Six-point plan for more sustainability in purchasing
Consequently, engelhorn is now focusing on sustainable purchasing in a joint project with CAMELOT Management Consultants. As a leading consulting specialist for value chain management, CAMELOT helps companies to embed sustainability in value and supply chains. The consultants support clients like engelhorn in the redesign and reorganization of their processes, operating models, roles, and capabilities as well as their IT and data landscape. “The central question of our joint initiative was: how can ESG commitments be reliably and transparently incorporated into all procurement decisions – from the category strategy, negotiation, and contract design to supplier management?
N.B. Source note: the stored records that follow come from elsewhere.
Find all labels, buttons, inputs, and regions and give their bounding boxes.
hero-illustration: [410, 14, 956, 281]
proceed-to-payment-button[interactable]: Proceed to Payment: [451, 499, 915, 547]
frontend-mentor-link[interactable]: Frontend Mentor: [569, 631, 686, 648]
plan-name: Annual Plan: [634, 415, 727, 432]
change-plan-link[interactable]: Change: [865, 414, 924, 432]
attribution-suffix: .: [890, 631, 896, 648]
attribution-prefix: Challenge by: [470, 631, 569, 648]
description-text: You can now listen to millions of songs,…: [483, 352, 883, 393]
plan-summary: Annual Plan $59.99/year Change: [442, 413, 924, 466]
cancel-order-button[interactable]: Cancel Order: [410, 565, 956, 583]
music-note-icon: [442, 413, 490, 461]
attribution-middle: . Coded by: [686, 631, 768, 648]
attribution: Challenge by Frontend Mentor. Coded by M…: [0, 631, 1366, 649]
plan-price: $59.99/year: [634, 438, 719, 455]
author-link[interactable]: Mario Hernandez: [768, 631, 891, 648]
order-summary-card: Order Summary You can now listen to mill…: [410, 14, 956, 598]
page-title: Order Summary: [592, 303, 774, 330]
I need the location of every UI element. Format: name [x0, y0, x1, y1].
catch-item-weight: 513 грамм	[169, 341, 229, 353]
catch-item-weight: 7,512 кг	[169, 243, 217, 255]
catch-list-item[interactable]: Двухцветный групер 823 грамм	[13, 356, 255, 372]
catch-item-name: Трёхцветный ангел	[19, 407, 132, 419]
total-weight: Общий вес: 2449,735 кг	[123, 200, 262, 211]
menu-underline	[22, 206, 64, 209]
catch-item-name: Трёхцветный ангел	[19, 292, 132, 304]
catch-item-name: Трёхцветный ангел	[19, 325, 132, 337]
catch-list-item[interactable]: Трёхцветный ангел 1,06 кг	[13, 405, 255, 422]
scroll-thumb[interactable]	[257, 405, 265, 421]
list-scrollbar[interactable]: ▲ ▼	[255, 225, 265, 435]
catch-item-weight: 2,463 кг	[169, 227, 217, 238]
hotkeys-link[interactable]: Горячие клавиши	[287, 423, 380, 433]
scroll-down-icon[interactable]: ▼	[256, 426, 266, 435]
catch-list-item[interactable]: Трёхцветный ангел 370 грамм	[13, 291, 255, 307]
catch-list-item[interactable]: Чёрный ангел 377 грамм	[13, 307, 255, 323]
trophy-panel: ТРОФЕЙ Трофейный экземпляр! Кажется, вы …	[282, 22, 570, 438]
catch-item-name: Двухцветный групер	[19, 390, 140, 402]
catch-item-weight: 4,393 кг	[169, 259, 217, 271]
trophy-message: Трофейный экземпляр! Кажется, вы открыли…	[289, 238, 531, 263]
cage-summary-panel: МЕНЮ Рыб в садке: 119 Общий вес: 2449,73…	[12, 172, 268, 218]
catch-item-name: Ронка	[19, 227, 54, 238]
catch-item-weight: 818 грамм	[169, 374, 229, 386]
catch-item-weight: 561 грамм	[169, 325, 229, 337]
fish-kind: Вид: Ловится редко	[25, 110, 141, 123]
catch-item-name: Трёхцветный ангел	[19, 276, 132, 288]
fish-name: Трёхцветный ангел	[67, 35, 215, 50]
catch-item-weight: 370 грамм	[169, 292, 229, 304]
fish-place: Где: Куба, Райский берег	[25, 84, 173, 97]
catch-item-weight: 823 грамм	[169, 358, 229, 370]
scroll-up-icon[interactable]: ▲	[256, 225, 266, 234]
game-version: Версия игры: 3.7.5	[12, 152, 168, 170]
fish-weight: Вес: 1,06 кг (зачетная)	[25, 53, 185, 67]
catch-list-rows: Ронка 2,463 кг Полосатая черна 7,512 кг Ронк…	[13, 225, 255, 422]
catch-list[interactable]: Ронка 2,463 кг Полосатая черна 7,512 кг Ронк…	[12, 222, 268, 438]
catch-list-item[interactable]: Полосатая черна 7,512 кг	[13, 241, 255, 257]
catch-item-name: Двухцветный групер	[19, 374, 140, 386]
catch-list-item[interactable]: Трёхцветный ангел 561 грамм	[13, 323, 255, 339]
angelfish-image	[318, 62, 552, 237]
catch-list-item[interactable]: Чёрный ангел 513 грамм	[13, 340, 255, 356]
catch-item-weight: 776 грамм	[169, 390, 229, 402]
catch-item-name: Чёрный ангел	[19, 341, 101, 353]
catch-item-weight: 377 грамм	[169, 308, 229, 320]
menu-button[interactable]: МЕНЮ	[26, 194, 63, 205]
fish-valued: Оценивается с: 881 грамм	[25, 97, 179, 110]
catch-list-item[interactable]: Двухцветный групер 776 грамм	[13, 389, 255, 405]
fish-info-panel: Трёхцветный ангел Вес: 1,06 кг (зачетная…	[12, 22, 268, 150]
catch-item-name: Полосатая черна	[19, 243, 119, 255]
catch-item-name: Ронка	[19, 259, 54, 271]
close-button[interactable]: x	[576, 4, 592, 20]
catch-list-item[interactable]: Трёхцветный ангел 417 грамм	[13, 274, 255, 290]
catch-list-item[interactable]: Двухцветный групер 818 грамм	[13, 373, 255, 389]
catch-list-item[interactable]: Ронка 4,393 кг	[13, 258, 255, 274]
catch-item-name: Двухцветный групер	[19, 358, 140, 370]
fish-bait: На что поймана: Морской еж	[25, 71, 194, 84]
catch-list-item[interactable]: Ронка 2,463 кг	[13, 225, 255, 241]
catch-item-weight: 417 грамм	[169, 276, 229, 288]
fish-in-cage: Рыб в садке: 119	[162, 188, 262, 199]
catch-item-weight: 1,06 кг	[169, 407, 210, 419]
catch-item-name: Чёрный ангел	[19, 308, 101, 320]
To do so, we make ESG standards binding in supplier agreements and transparently measure their implementation in the supplier rating,” explains Simon Engelhorn.
This goal was implemented in six pragmatic steps in a joint project with employees from Purchasing, Supplier Management, Controlling, and Sustainability (see figure 1). The focus was on deriving a self-contained sustainability toolbox from engelhorn’s purchasing strategy and quickly implementing it with suppliers. The most important building blocks:
- The Human Rights Policy Statement and the Code of Conduct lay the foundation for responsible action by engelhorn and its suppliers in the social, ecological, and ethical areas.
- These requirements are further specified in tender documents and supplier questionnaires, for example. They are made mandatory in supplier qualification and integrated into supplier agreements/contracts.
- Compliance with the requirements is continuously monitored as part of the purchasing and supplier rating Appropriate measures are initiated in the event of non-compliance.
- The results of the entire process are tracked as part of ESG monitoring and reported to management. In addition, they are continuously incorporated into engelhorn’s sustainability reporting.
“With this new approach, engelhorn is effectively and pragmatically integrating sustainability criteria into its purchasing and supplier management. This implements both legal and customer requirements and creates a good starting point for realizing further steps with regard to the Supply Chain Act from 2023/24,” confirms Thomas Ebel, Partner at CAMELOT Management Consultants.
“The first step has been taken; the concept and the plan are in place. Now it is a matter of implementing and realizing this process with the many suppliers,” emphasizes Simon Engelhorn.